Callie was barely listening to him. She was too busy thinking about walking the floor with books piled on her head, and strawberry-and-cream potions, and long days locked inside Portland Place contemplating a revenge she now knew Simon Roxbury had never planned for her to share. “He’s here. Here, in London. And you’re probably already halfway to ruining him. Aren’t you? Oh, how could you?” she asked, her voice low, husky, full of hatred, hurt, real physical pain at his betrayal. “How
could
you!”

He walked over and perched himself on one edge of the table. “Now, Callie, let me—”

“Explain? Let you explain? You don’t have to, Simon. I already understand. It’s all clear as crystal!” She popped out of her chair like a jack-in-the-box, pushing her chin into his face even as she repeatedly poked a finger into his chest to punctuate her next words. “You couldn’t lock me up. You couldn’t send me back to my father with any degree of surety that I’d stay put,” she said, her words all but tumbling over themselves.

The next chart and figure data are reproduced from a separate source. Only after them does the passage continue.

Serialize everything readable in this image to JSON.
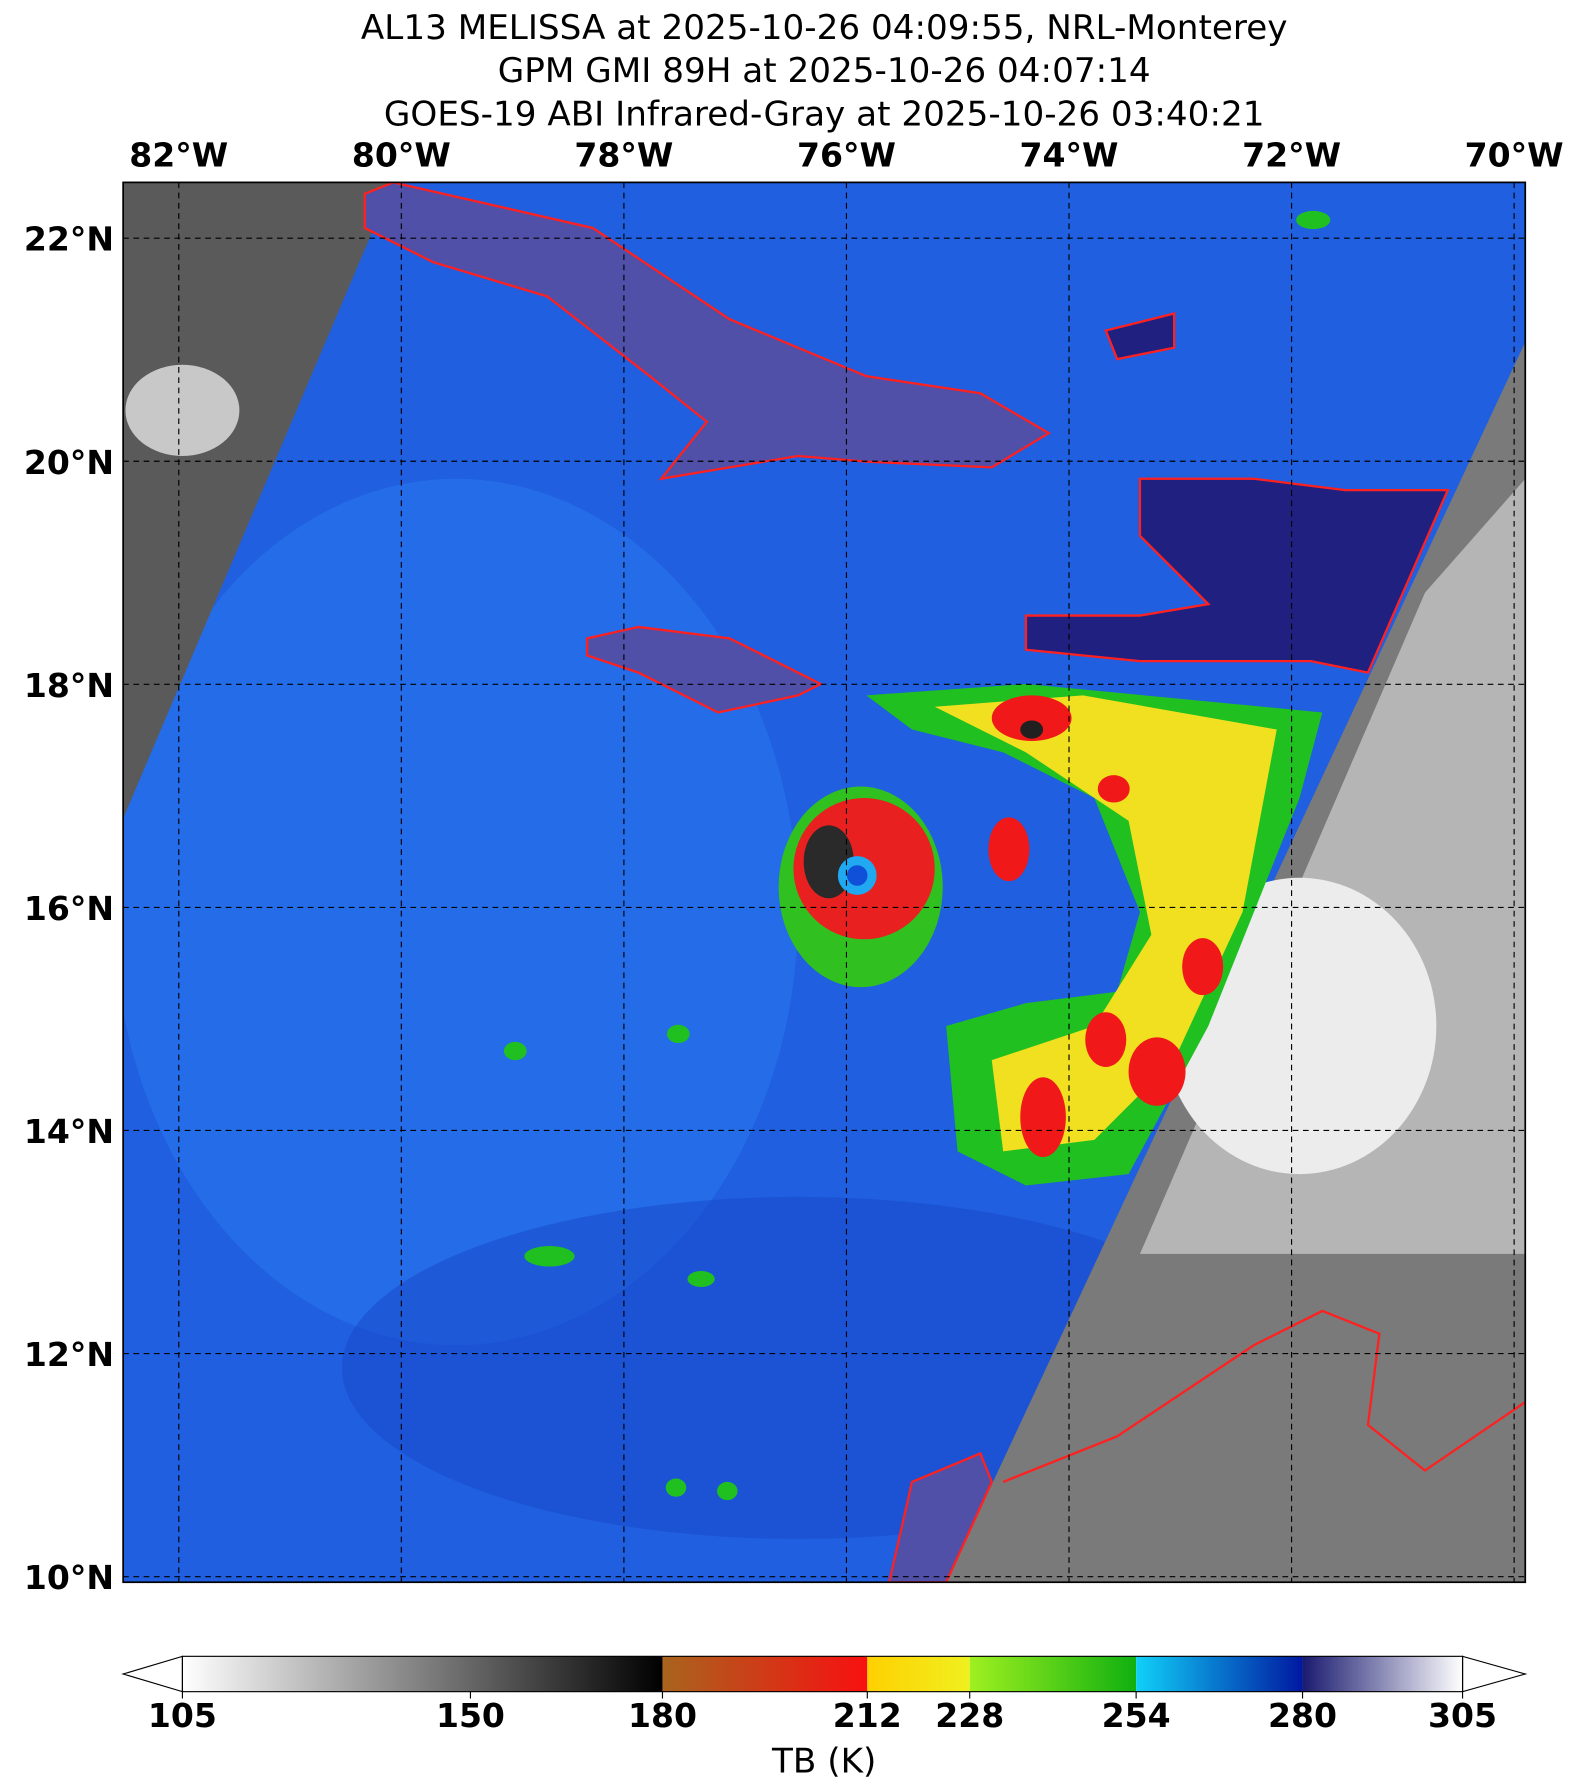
{
  "chart_data": {
    "type": "map",
    "title": [
      "AL13 MELISSA at 2025-10-26 04:09:55, NRL-Monterey",
      "GPM GMI 89H at 2025-10-26 04:07:14",
      "GOES-19 ABI Infrared-Gray at 2025-10-26 03:40:21"
    ],
    "xlim": [
      -82.5,
      -69.9
    ],
    "ylim": [
      9.95,
      22.5
    ],
    "xticks": [
      {
        "value": -82,
        "label": "82°W"
      },
      {
        "value": -80,
        "label": "80°W"
      },
      {
        "value": -78,
        "label": "78°W"
      },
      {
        "value": -76,
        "label": "76°W"
      },
      {
        "value": -74,
        "label": "74°W"
      },
      {
        "value": -72,
        "label": "72°W"
      },
      {
        "value": -70,
        "label": "70°W"
      }
    ],
    "yticks": [
      {
        "value": 22,
        "label": "22°N"
      },
      {
        "value": 20,
        "label": "20°N"
      },
      {
        "value": 18,
        "label": "18°N"
      },
      {
        "value": 16,
        "label": "16°N"
      },
      {
        "value": 14,
        "label": "14°N"
      },
      {
        "value": 12,
        "label": "12°N"
      },
      {
        "value": 10,
        "label": "10°N"
      }
    ],
    "grid": true,
    "colorbar": {
      "label": "TB (K)",
      "lim": [
        105,
        305
      ],
      "ticks": [
        105,
        150,
        180,
        212,
        228,
        254,
        280,
        305
      ],
      "segments": [
        {
          "from": 105,
          "to": 180,
          "colors": [
            "#ffffff",
            "#000000"
          ]
        },
        {
          "from": 180,
          "to": 212,
          "colors": [
            "#a8641e",
            "#f81010"
          ]
        },
        {
          "from": 212,
          "to": 228,
          "colors": [
            "#ffd000",
            "#f0f020"
          ]
        },
        {
          "from": 228,
          "to": 254,
          "colors": [
            "#a0f020",
            "#10b010"
          ]
        },
        {
          "from": 254,
          "to": 280,
          "colors": [
            "#10d0f8",
            "#0018a0"
          ]
        },
        {
          "from": 280,
          "to": 305,
          "colors": [
            "#1a1a70",
            "#ffffff"
          ]
        }
      ]
    }
  }
}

“But then there was Imogene,” she went on quickly. “Ah, yes. Imogene. With her stays and her silly dieting, and her insistence on starving herself into becoming a countess, at the very least. She took a liking to me, thought up a pleasurable fantasy of matching the two of us together, marrying me off to her dear, only son. Ha! Is that when you first glimpsed an answer to your dilemma—to all of your problems? You knew what you could do with Caledonia Johnston—how to keep the interfering chit occupied and out of the way. Oh, yes, I see it—I see it all. Imogene was a bother to you.
I
was a bother to you. But put two bothers together, send them off in circles, chasing their own tails, believing their own plans, your own
lies
—and you would be left free to play out your own game.”

He tried to take hold of her finger, but she pulled herself free, slapping at his hand. “But then Imogene arranged for a ball. Did it behind your back, I’m sure. That must have given you quite a nasty turn, Simon. That, and you probably began to feel sorry for the poor country girl you’d duped so badly. So you got me a voucher to Almack’s, the one place Filton would never go. You’d
reward
me with a little fun because I’d amused Imogene for a few weeks, throw me a small bone to keep me happy, keep me from asking too many questions. You even
kissed
me, made me feel as if I might actually be desirable. Anything, anything at all you could do to keep me content to cool my heels in Portland Place. Anything you could do to keep me out of your way. Bastard! Am I still right? Well? Am I? Feel free to stop me anytime I say something that isn’t right.”